There are great opportunities to transform our system for the best, enabling retail competition, while leaving a monopoly to deliver electricity. That is another way to say that "To solve the crisis a new sustainable integrated system needs to be enacted, People need a transparent system, in which they are able to choose among private retailers, that need to be responsible for compensating bad service. A disconnection with government budget is key .Such a system is the Electricity Without Price Controls Architecture Framework (EWPC-AF)."
Written by: derek, 23 Feb 2010 6:47 PM
From: Dominican Republic
Dont blame the Govt, or Leonel. Edenorte, are disgustingly incapable of managing themselves. Systematic stealing of power is rampant, and very simple to control.
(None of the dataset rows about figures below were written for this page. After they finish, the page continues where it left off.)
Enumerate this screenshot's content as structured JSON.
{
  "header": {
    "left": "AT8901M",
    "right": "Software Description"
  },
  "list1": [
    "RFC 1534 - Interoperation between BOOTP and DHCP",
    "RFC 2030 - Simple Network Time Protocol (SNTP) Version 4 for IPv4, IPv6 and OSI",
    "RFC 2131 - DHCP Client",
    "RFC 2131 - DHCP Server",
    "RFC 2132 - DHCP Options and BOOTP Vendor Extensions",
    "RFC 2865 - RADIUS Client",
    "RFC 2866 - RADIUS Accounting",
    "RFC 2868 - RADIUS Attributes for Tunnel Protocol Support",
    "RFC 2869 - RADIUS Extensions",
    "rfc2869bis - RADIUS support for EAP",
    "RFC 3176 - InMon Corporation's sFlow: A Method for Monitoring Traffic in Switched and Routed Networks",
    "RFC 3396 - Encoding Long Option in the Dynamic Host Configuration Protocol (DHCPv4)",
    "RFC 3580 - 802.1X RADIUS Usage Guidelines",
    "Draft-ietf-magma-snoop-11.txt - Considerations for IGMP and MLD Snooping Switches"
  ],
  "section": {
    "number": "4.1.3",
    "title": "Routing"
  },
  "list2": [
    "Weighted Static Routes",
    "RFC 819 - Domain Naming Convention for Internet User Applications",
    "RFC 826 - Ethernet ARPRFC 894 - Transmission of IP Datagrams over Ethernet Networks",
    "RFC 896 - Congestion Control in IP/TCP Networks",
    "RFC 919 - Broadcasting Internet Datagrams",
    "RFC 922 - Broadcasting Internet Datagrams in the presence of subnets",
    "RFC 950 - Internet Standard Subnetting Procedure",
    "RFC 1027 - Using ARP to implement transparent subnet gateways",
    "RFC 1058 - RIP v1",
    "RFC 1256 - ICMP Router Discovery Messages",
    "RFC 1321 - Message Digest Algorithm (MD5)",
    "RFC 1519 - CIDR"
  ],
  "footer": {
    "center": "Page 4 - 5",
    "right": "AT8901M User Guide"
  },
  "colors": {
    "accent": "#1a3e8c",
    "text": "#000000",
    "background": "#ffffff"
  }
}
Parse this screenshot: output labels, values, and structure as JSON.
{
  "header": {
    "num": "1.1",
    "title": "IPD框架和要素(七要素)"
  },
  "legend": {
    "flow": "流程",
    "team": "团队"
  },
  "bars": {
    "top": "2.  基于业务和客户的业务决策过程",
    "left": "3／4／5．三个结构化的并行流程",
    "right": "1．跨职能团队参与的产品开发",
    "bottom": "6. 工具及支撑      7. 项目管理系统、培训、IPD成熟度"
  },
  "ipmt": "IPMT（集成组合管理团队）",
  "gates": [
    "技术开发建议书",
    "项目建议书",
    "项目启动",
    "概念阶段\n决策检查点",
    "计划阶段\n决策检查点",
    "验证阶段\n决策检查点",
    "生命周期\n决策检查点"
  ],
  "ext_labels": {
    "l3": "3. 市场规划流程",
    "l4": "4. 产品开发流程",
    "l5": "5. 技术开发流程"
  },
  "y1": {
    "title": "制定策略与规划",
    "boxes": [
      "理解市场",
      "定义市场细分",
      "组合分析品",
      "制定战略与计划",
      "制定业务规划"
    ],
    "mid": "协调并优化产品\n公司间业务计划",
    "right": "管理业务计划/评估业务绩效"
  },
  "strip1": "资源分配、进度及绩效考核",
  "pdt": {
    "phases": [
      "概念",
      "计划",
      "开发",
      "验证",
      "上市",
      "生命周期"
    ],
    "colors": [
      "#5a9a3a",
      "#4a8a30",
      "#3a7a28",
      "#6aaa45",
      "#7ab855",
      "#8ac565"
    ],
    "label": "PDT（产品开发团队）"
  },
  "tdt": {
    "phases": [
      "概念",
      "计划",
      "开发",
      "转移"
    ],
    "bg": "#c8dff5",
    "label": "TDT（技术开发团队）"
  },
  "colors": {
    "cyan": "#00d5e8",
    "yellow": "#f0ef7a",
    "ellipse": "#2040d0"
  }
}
I have written several times of how in our appt complex there are 6 users that get free power. I have been to the local manager every month for over two years requesting bills to pay. He simply smiles sweetly, shrugs his shoulders, and says there is nothing he can do. No wonder they cant pay their suppliers.

In our case, roughly 50% of the power used in our complex, is effectively FREE

There was much talk of prosecuting theft. Has there been a single case?????????
Written by: El_Platano, 24 Feb 2010 10:07 AM
From: United States, Yonkers, NY
EdeNorte, "Electricity when we feel like working." EdeNorte, "La Luz you can only dream of."